2 Description of Related Art
Plastic containers are commonly used for the packaging of various products, including liquid products and viscous product. One of the most common forms of plastic container is the blow molded plastic container, which is often formed of a polyester material such as polyethylene terephthalate (PET). Blow molded plastic containers are typically formed by placing a heated preform into a blow mold and then inflating the preform with air until the preform contacts the interior surfaces of the mold cavity, which define the final shape of the desired container. Once the inflated preform has been held against the interior surfaces of the mold cavity by the pressure of the blow air for a length of time sufficient to “freeze” the plastic, the molded container is removed from the mold.

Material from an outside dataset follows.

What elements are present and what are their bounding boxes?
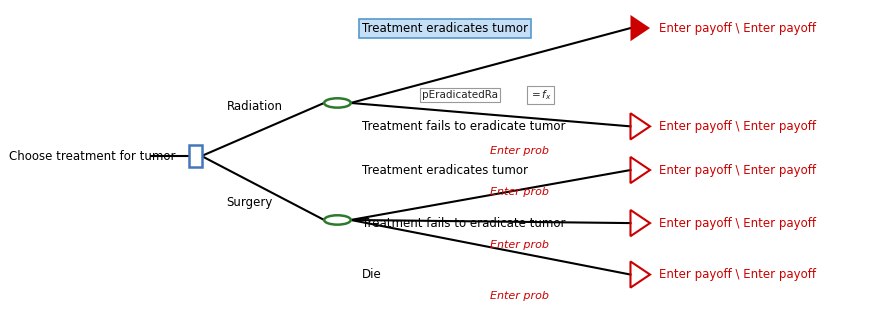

The molded containers then transported to the location where the container will be filled with the intended product and labeled. This may include the packaging and shipping of empty containers to a remote location or may involve the transfer of the containers to a local facility where these final steps occur before the finished product is shipped to a retailer or end-user.
With the above method, blow molding and filling are distinct and separate steps in the process of producing a product filled container. A new process involves the use of the product itself in the blow molding of the container. Instead of utilizing air as the blowing medium, this new process utilizes the liquid or viscous product that is to be retained within the container as the blowing medium. The container is therefore simultaneously blow molded and filled. As used herein, this type of molding is referred to as liquid blow molding or hydraulic molding.
In traditional blow molding, after the heated preform has been placed in the mold cavity, a stretch rod is often advanced within the preform to longitudinally stretch the preform before any significant radial expansion of the preform is undertaken. The stretch rod will typically remain within the preform during radial expansion, and is retracted prior to removal of the resultant container.
One concern of hydraulic molding is the contamination of the preform since product is immediately introduced into the preform during the hydraulic molding process. Since the stretch rod and blow nozzle are in contact with product used to hydraulically mold the container, there is a concern that residual product on the stretch rod or blow nozzle may become contaminated over time. Additionally, there is the possibility that residual product on the stretch rod or nozzle may be drip onto a heated preform, prior to dispensing of the hydraulic blowing medium, and that contact of this residual product with the heated preform may result in a local portion of the preform exhibiting defects after hydraulic molding. One possible defect is a cosmetic discoloration of the resultant container. Another, more significant defect is that the molded container may experience blow out, wherein a hole is formed in the container during the hydraulic molding process, resulting in the hydraulic blowing medium coming into contact with the interior surfaces of the mold and requiring extensive cleaning of the mold cavity. A hydraulic molding machine would obviously experience significant down time during the resultant cleaning process.